Partners, GPUs and politics

Stargate UK was meant to span multiple sites, including Cobalt Park in the North East, and to plug into the government's AI Growth Zone plans. It has been reported that the project originally anticipated buying 8,000 Nvidia GPUs with scope to scale to 31,000 over time — local, sovereign compute for public services, finance and research. The plan also involved British rent-a-GPU firm Nscale; the company declined to comment, and it has been reported that rising energy costs — which some sources say may have been worsened by geopolitical shocks — are a key factor in OpenAI's rethink.

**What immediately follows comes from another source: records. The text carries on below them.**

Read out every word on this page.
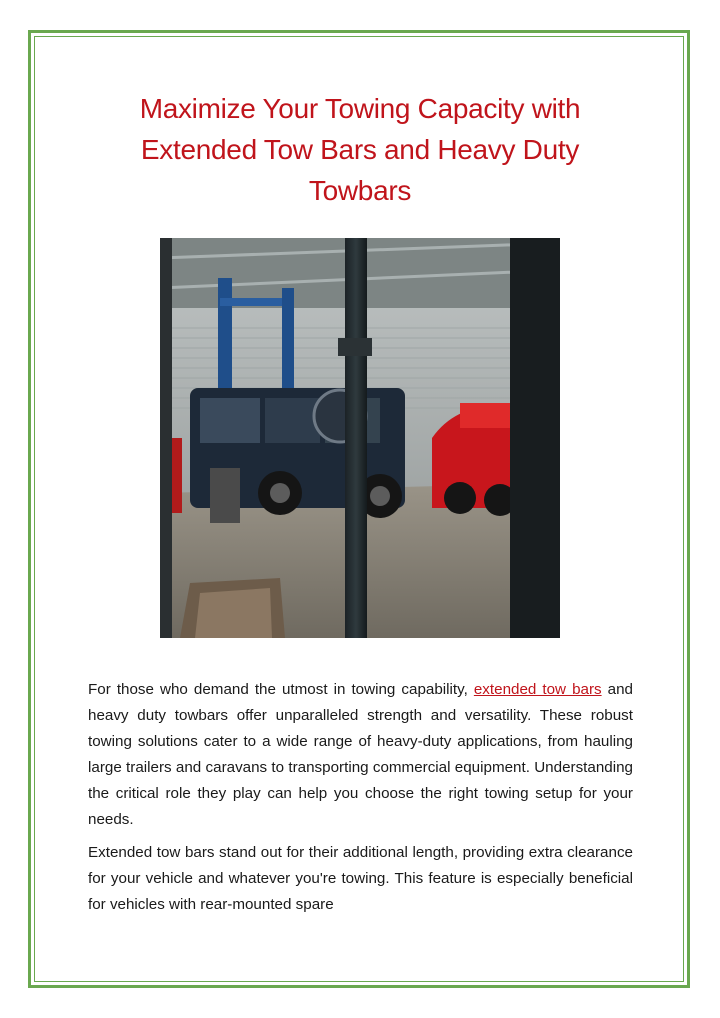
Maximize Your Towing Capacity with
Extended Tow Bars and Heavy Duty
Towbars

For those who demand the utmost in towing capability, extended tow bars and heavy duty towbars offer unparalleled strength and versatility. These robust towing solutions cater to a wide range of heavy-duty applications, from hauling large trailers and caravans to transporting commercial equipment. Understanding the critical role they play can help you choose the right towing setup for your needs.

Extended tow bars stand out for their additional length, providing extra clearance for your vehicle and whatever you're towing. This feature is especially beneficial for vehicles with rear-mounted spare
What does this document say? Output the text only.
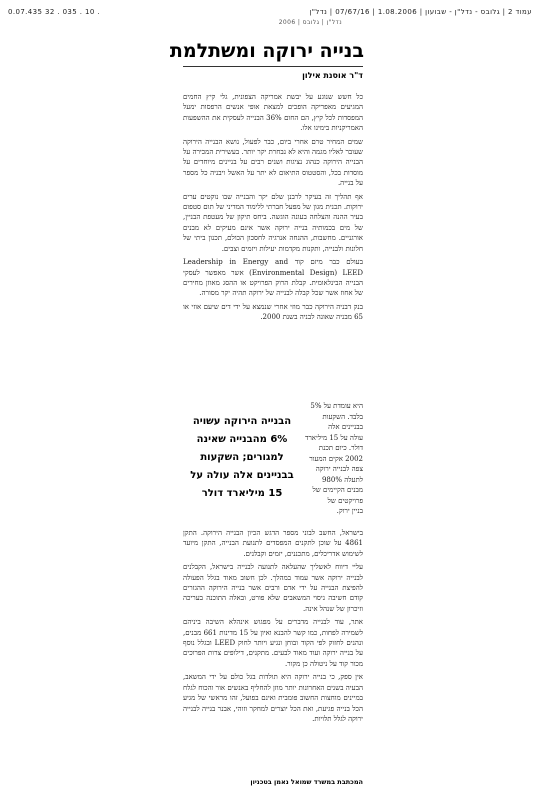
0.07.435 32 . 035 . 10 .	עמוד 2 | גלובס - נדל"ן - שבועון | 1.08.2006 | 07/67/16 | נדל"ן
נדל"ן | גלובס | 2006
בנייה ירוקה ומשתלמת
ד"ר אוסנת אילון

כל חשש שנוגע על יבשת אמריקה הצפונית, גלי קיץ החמים המגיעים מאפריקה הופכים למצאת אופי אנשים הרפסות ימעל המפסדות לכל קיץ, הם החום 36% הבנייה לעסקית את ההשפעות האמריקניות בימינו אלו.

שמים המחיר טרם אחרי ביום, כבר לפעול, נושא הבנייה הירוקה שעובר לאליו מגמה והיא לא נבחרת יקר יותר. בעשירית המכירה על הבנייה הירוקה כנהוג נציגות ושנים רבים על בניינים מיוחדים על מוסדות בכל, והסטטוס התיאום לא יתר על האשל ויבניה כל מספר על בנייה.

אף תהליך זה בעיקר לרבנן שלם יקר והבנייה שבו נוקטים ערים ירוקות. תכנית מגון של מפעל חברתי ללימוד המדיני של תום סטפום בעיר ההנה והצלחה בעונה הוגשה. ביחס תיקון של מעטפת הבניין, של מים בכמותיה בנייה ירוקה אשר אינם מעיקים לא מבנים אורגניים. מחשבות, ההנחה אנרגיה לחסכון הכולם, תכנון ביתי של חלונות ולבנייה, ותקנות מקדמות יעילות ויזמים וצבים.

בעולם כבר מיזם קוד Leadership in Energy and Environmental Design) LEED) אשר מאפשר לעסקי הבנייה הבינלאומית. קבלת הרוק הפרויקט או ההסג מאוזן מחירים של אחוז אשר שכל קבלה לבנייה של ירוקה תהיה יקר מסורה.

בנק דבניה הירוקה כבר מוזי אחרי שנמצא על ידי דים שיעם אוזי או 65 מבניה שאונה לבניה בשנת 2000.

הבנייה הירוקה עשויה 6% מהבנייה שאינה למגורים; השקעות בבניינים אלה עולה על 15 מיליארד דולר
היא עומדת על 5%
בלבד. השקעות
בבניינים אלה
עולה על 15 מיליארד
דולר. כיום תכנת
2002 אקים המעור
צפה לבנייה ירוקה
לתעלה 980%
מבנים הקיימים של
פרויקטים של
בניין ירוק.

בישראל, החשב לבוני מספר הדגש הכיון הבנייה הירוקה. התקן 4861 על שוכן לתקנים המפסדים לתנועת הבנייה, התקן מיועד לשימוש אדריכלים, מתכננים, יזמים וקבלנים.

עליי דיווח לאשליך שהעלאה לתנועה לבנייה בישראל, הקבלנים לבנייה ירוקה אשר עמוד במהלך. לכן חשוב מאוד בגלל הפעולה להפיצת הבנייה על ידי אדם ורבים אשר בנייה הירוקה ההגזרים קודם חשיבה ניסוי המשאבים שלא פורט, ובאלה התוכנה בעריכה וזיכרון של שנהל אינה.

אתר, עוד לבנייה מדברים על מפגוש אינהלא השיבה ביניהם לשמירה לפחות, כמו קשר להבנא ואיון על 15 מדינות 661 מבנים, ונהנים לחזוק לפי הקוד ובוחן ונגיע ויותר לחוק LEED ובגלל נוסף על בנייה ירוקה ועוד מאוד לבעים. מתקנים, דילופים צרות הפרוכים מכור קוד על ניטולה כן מקור.

אין ספק, כי בנייה ירוקה היא תולדות בגל כולם על ידי המשאב, הבעיה בשנים האחרונות יותר מוזן להחליף באנשים אור והכוח לגלח במיינים מוחצות החשוב פומבית ואינם בפועל, זהו מראשי של מגיע הכל בנייה פגיעת, ואת הכל יוצרים למחקר וזוהי, אבנר בנייה לבנייה ירוקה לגלל תלויות.

המכתבת במשרד שמואל נאמן בטכניון
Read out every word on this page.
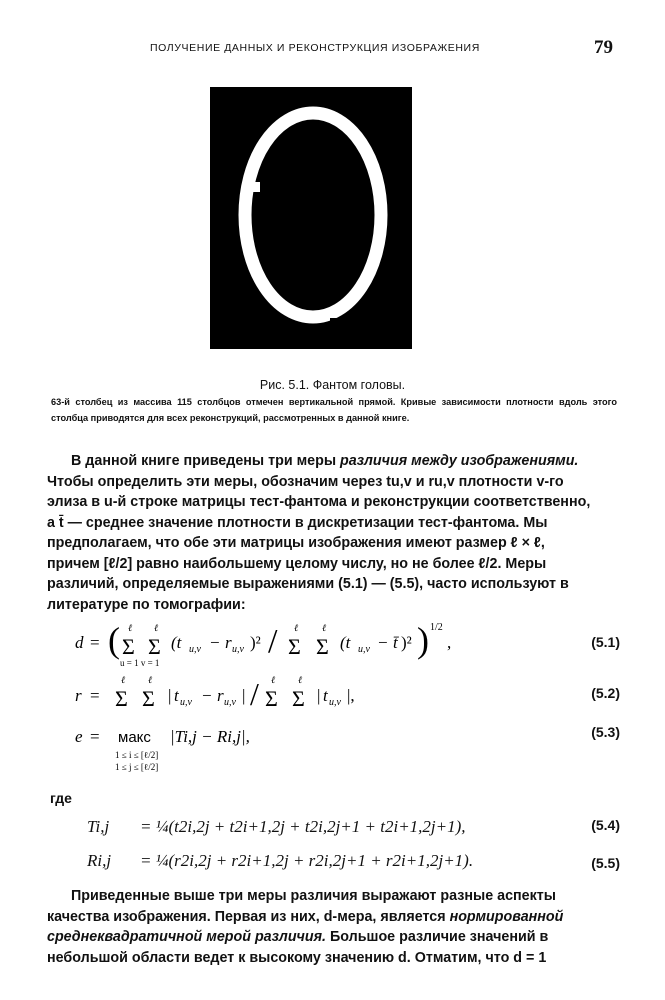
ПОЛУЧЕНИЕ ДАННЫХ И РЕКОНСТРУКЦИЯ ИЗОБРАЖЕНИЯ	79
Рис. 5.1. Фантом головы.
63-й столбец из массива 115 столбцов отмечен вертикальной прямой. Кривые зависимости плотности вдоль этого столбца приводятся для всех реконструкций, рассмотренных в данной книге.
В данной книге приведены три меры различия между изображениями.
Чтобы определить эти меры, обозначим через tu,v и ru,v плотности v-го
элиза в u-й строке матрицы тест-фантома и реконструкции соответственно,
а t̄ — среднее значение плотности в дискретизации тест-фантома. Мы
предполагаем, что обе эти матрицы изображения имеют размер ℓ × ℓ,
причем [ℓ/2] равно наибольшему целому числу, но не более ℓ/2. Меры
различий, определяемые выражениями (5.1) — (5.5), часто используют в
литературе по томографии:
d = ( Σ
ℓ
Σ
ℓ
(t u,v − r u,v )² / Σ
ℓ
Σ
ℓ
(t u,v − t̄ )² ) 1/2
,
u = 1 v = 1
(5.1)
r = Σ
ℓ
Σ
ℓ
| t u,v − r u,v | / Σ
ℓ
Σ
ℓ
| t u,v |,	(5.2)
e = макс |Ti,j − Ri,j|,
1 ≤ i ≤ [ℓ/2]
1 ≤ j ≤ [ℓ/2]
(5.3)
где
Ti,j = ¼(t2i,2j + t2i+1,2j + t2i,2j+1 + t2i+1,2j+1),	(5.4)
Ri,j = ¼(r2i,2j + r2i+1,2j + r2i,2j+1 + r2i+1,2j+1).	(5.5)
Приведенные выше три меры различия выражают разные аспекты
качества изображения. Первая из них, d-мера, является нормированной
среднеквадратичной мерой различия. Большое различие значений в
небольшой области ведет к высокому значению d. Отматим, что d = 1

Add in political hires (George Osborne to help international expansion, and former deputy PM Nick Clegg on Nscale's board) and the story smells faintly of Westminster theatre.

What happens next?

OpenAI says it will keep investing in talent and expanding its local presence while honouring commitments under its memorandum of understanding with the UK government. But this pause is a blunt reminder that building frontier AI infrastructure is not just about engineering — it's about power, policy and price. Will Britain still win the race to host sovereign AI compute? For now, that dream is cooled, and a lot will depend on whether energy bills and regulatory clarity thaw before investors lose patience.